Lack of funding delays Baldwin Woods protection

Jason Fizell, executive director of the Lawrence-based Kansas Land Trust, looks over Coal Creek while standing on a 40-foot sandstone bluff in the Baldwin Woods. The Kansas Land Trust, along with the ECO2 Commission, want the city and the county to help preserve the Baldwin Woods, a unique piece of forest land between Lawrence and Eudora.

Jerry Jost, director of land protection with the Kansas Land Trust, checks out a thin ice layer in Coal Creek while visiting the Baldwin Woods recently. The Kansas Land Trust, along with the ECO2 Commission, want the city and the Douglas County to help preserve Baldwin Woods, a unique piece of forest land between Lawrence and Eudora.

Sprawling across 256 acres in southern Douglas County, the scenic parcel of land known as the Baldwin Woods lies undisturbed, its pristine beauty home to warblers, hawks, snakes and various forms of plant life.

Several local entities want to keep it that way.

Biologists, government officials and community preservationists have come together in their commitment to officially protect the land, a unique piece of oak-hickory forest land located between Vinland and Baldwin City. There is just one problem, and it’s a big one: money, or the lack of it.

According to representatives of the Kansas Land Trust and the local business and environmental development commission ECO2, pronounced “Eco-Squared,” the Baldwin Woods effort is caught up in the same economic roil facing many environmental projects nationwide.

Although 2008 saw approval by the Lawrence City Commission and the Douglas County Commission to buy the conservation easements needed to officially and permanently preserve the site, the actual purchase has not been made. Budget crises at the state and local levels will likely slow progress in 2009. Compounding the issue is the challenge of coordinating priorities and budgets of both commissions, each a key player in the project.

ECO2 Chairman Larry McElwain said he and members of his group acknowledge that current economic obstacles could make securing the needed $464,000 from city and county funds difficult. But they feel they are up to the task of keeping the project at the forefront of ongoing discussions.

Launched in 2000, through an innovative effort initiated by the Lawrence Chamber of Commerce, ECO2 was formed to establish a long-term plan to sustain the community’s economic vitality, while at the same time preserving the natural environment.
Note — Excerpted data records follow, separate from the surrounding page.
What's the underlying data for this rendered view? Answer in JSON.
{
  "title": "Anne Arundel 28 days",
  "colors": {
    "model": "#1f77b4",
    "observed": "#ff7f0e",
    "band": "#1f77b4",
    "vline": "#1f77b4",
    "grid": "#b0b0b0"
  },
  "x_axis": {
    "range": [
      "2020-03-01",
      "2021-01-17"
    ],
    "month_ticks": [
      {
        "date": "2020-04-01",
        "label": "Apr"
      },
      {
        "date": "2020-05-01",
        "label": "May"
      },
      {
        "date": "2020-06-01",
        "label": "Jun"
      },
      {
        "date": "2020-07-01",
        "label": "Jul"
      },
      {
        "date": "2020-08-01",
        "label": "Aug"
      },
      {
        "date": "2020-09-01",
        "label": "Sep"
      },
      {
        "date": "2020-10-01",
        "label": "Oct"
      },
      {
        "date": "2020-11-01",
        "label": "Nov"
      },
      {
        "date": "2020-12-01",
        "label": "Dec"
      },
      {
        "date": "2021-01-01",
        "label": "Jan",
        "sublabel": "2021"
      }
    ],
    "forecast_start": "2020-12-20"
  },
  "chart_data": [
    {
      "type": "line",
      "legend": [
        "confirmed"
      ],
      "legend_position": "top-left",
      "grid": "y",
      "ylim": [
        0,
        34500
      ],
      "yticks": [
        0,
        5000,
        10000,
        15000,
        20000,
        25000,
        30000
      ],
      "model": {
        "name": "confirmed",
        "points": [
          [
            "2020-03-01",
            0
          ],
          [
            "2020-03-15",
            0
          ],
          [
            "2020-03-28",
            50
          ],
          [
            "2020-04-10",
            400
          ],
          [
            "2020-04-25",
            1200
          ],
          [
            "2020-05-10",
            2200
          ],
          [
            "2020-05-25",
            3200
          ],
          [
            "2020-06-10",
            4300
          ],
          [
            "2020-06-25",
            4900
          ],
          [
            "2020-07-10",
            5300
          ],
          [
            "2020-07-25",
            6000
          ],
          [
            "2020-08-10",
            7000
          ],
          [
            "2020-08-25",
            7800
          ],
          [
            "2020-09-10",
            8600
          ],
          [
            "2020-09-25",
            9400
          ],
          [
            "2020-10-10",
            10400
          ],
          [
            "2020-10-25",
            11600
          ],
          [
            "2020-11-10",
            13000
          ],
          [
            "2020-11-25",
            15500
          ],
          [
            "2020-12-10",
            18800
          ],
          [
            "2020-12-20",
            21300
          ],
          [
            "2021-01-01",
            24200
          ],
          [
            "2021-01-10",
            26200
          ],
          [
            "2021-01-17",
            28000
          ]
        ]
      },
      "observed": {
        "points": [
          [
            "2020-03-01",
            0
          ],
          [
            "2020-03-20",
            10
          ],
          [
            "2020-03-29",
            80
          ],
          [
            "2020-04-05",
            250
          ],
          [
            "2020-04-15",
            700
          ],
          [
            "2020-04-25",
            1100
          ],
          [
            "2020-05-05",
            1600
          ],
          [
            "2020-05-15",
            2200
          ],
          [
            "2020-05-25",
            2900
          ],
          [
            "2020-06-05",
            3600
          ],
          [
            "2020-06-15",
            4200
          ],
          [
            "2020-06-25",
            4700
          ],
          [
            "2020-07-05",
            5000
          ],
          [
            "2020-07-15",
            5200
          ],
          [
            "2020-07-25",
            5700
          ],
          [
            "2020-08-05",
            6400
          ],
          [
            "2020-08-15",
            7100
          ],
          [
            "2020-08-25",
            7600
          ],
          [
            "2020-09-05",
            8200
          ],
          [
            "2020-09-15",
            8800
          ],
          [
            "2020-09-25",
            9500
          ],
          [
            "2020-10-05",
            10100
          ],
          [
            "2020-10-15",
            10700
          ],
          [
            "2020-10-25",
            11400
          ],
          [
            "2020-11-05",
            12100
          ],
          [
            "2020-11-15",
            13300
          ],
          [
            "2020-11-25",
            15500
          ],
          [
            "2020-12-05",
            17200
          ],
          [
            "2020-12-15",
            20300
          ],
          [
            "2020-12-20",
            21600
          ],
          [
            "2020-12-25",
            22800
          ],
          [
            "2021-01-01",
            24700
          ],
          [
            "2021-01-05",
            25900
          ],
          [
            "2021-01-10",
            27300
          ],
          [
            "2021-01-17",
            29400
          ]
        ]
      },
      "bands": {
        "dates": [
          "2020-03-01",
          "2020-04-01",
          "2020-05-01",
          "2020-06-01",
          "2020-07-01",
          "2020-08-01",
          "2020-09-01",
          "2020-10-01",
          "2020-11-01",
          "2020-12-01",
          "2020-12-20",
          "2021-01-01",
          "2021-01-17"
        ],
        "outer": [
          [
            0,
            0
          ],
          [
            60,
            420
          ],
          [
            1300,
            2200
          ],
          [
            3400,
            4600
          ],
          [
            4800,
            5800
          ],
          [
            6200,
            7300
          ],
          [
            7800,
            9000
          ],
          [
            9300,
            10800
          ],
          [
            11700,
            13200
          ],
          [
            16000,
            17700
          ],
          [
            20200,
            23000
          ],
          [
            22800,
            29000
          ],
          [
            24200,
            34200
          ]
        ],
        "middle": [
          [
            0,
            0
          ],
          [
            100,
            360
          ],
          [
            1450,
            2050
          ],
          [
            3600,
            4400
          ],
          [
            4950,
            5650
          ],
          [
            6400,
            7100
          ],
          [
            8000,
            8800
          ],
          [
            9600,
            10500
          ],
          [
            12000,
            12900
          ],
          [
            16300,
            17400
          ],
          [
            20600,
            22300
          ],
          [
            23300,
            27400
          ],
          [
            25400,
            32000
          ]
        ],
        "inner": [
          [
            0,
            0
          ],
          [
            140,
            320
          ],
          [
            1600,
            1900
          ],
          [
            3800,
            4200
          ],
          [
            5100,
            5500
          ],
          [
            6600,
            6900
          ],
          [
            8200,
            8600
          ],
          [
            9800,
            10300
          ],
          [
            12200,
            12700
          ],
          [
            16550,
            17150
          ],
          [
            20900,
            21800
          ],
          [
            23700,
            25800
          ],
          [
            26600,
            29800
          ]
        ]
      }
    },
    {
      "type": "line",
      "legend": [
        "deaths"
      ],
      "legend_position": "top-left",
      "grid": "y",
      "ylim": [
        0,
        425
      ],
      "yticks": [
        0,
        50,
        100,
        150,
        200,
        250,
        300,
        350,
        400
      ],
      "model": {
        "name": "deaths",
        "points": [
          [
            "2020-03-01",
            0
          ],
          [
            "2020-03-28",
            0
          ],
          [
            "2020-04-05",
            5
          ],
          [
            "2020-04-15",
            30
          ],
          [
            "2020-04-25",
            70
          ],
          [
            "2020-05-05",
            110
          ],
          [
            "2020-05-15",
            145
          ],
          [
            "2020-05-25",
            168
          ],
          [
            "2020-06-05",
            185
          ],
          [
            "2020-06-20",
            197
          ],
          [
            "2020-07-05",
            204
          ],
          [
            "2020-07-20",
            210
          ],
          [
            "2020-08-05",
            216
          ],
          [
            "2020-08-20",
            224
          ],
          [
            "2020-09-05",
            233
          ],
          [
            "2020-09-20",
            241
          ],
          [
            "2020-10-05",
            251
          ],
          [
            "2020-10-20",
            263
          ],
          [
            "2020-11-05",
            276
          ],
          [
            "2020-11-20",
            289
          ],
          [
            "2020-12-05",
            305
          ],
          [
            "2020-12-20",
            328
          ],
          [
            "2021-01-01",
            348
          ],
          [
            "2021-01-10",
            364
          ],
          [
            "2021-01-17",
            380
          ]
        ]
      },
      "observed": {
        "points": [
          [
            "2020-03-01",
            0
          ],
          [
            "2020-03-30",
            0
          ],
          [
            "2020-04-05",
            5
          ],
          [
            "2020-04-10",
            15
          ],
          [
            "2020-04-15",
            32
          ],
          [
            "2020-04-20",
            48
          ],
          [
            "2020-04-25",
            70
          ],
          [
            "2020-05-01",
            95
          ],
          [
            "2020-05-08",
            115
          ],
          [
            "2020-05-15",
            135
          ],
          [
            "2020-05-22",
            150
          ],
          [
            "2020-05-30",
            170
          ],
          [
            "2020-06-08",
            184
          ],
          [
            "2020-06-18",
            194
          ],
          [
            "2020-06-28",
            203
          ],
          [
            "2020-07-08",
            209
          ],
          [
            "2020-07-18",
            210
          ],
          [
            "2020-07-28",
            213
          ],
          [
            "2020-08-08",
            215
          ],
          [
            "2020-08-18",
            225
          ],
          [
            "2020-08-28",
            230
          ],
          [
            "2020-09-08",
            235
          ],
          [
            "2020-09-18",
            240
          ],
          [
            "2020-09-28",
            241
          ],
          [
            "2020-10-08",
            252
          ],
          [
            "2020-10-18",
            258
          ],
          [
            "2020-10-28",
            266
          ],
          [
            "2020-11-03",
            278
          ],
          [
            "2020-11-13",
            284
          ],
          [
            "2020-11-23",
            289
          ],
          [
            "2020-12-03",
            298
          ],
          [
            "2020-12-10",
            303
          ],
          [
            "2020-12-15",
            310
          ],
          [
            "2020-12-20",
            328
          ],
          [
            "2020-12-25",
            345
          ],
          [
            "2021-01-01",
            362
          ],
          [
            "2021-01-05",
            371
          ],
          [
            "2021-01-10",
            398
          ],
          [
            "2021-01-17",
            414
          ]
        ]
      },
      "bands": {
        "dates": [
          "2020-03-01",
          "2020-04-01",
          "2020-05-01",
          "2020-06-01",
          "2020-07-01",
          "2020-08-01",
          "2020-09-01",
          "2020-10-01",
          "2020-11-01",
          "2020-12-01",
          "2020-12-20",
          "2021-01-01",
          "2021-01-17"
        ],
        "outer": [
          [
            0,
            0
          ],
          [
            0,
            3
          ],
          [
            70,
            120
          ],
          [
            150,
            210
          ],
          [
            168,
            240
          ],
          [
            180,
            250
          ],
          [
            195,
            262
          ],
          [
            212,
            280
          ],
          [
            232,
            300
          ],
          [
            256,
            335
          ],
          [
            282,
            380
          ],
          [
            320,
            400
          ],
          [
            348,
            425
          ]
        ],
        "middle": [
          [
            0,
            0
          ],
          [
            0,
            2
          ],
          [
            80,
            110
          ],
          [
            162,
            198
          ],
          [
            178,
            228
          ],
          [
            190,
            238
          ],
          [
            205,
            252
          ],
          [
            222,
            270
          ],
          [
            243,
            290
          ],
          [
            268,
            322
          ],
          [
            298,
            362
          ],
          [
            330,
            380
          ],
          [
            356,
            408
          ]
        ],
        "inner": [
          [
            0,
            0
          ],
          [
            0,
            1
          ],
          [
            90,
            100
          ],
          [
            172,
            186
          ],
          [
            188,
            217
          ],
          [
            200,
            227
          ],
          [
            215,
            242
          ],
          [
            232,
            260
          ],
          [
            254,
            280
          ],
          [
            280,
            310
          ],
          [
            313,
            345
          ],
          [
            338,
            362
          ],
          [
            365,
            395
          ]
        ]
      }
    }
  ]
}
Currently, it is composed of eight members appointed by county and city commissioners, with representation in the areas of agriculture, business and open space.

McElwain said although the timing for funding is less than ideal, there is still hope for the project in the near future.

“My hope would be for an industrial project to come along that could lead to an earmark for funding the protection of Baldwin Woods,” he said. “I think taxpayers and commissioners understand that we can do this if we tie it together as one transaction.”

He added that all parties involved have the desire to move forward.

“We have cooperative committee members and a firm commitment to Baldwin Woods from the county and city commissioners, which is a positive thing,” he said.

Jason Fizell, executive director of the Kansas Land Trust, said KLT, as well as the two private parties that own large tracts of the land, are also onboard and ready to make up the difference in the project’s total cost of about $575,000. Although he admitted purchase of the easements is currently not an urgent matter, he said increasing development projects in the vicinity raise some concern that the land could be jeopardized in the future.

“We have property owners who are willing and enthusiastic,” he said. “And with new city and county commissioners, a new Chamber of Commerce president and a national administration all committed to environmental land protection, I am confident we will see movement on this, and other ECO2 projects, in the near future.”

But Kelly Kindscher, plant ecologist for the Kansas Biological Survey and former ECO2 member, is frustrated with the lack of progress. He claims there has been ample time, since discussions began in 2000, to seal the deal.

“I am sympathetic to the current economic problems,” Kindscher said. “But that doesn’t explain why nothing happened during the years prior to this.”

He said he is disappointed that significant action has not been taken to protect local open spaces in general.

“As compared to other college towns in the Midwest, we are way behind,” he said. “Some kind of action is needed or we will find ourselves with no open space.”